Helenium ‘Moerheim Beauty’

This is a case where an old variety is still a good one. ‘Moerheim Beauty’ has been around for almost 100 years, but its fiery summer flowers, with their appealingly swept back petals, open red then mature to yellow and are an even richer red on the backs. Best in sun, divide and replant every two or three years. 1m (3ft). H7.

Galanthus ‘Straffan’

Many snowdrops thrive on clay soil, especially if split and replanted when the clumps become crowded. ‘Straffan’ is unusual in that every bulb produces two flower stems each season, one taller than the other and one after the other, so the display is extended significantly. The inner petals feature a very distinctive 'Chinese bridge' green mark at the tip. 12cm (5in). H5.

Darmera peltata

This is an easy perennial that enjoys clay soil and damp conditions and which features three different seasons of colour. In spring, before the leaves emerge, clusters of these dark pink-centred flowers open paler pink and fade almost to white on bare stems. The bold green umbrella-like leaves then emerge, and in the autumn the foliage turns bright cranberry red before dying away. 90cm (3ft). H6.

Anemone × hybrida ‘Honorine Jobert’

I hesitate to include this lovely plant because on clay soil it can succeed too well and spread too much. But its bold, weed-smothering foliage followed by its long season of pristine white, gold-centred summer and autumn flowers makes it an essential in a sunny or partially shaded place on clay. Just be sure not to partner it with plants that will be overwhelmed. 1.2m (4ft). H7.

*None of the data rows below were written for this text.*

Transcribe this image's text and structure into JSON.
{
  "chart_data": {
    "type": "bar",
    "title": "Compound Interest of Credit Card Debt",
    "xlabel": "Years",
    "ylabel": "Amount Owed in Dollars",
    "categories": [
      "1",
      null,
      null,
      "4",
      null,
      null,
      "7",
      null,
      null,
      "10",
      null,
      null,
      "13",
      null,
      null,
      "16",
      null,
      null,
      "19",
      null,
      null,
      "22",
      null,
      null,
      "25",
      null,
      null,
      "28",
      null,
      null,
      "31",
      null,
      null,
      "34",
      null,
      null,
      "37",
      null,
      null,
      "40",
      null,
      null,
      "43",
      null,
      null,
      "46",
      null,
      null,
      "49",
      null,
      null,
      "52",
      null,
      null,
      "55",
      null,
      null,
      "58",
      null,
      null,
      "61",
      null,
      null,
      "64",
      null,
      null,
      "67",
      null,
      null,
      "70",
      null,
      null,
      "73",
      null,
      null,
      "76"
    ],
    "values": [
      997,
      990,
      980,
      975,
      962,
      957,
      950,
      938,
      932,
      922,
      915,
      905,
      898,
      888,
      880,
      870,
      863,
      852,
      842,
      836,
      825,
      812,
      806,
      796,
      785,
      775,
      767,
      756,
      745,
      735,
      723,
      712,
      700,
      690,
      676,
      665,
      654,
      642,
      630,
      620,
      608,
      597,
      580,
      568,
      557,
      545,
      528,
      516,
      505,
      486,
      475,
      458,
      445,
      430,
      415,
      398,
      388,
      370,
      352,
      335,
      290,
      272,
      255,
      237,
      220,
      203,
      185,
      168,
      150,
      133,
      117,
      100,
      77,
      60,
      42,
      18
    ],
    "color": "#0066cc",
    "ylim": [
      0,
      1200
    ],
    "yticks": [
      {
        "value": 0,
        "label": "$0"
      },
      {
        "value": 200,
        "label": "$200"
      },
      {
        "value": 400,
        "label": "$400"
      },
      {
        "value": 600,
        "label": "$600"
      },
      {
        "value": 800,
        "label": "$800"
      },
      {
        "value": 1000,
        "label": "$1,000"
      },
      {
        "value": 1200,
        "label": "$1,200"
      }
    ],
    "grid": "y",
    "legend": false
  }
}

Alnus glutinosa ‘Imperialis’

Alder, Alnus glutinosa, is another British native that’s naturally happy on clay but for our gardens we can choose a variety that’s more attractive than the ordinary wild native type. ‘Imperialis’ has finely cut, jagged foliage that gives the plant an elegant airy look, and the whole tree has a grace we don’t expect from an alder. Happy by water as well as on clay. 6m (20ft). H6.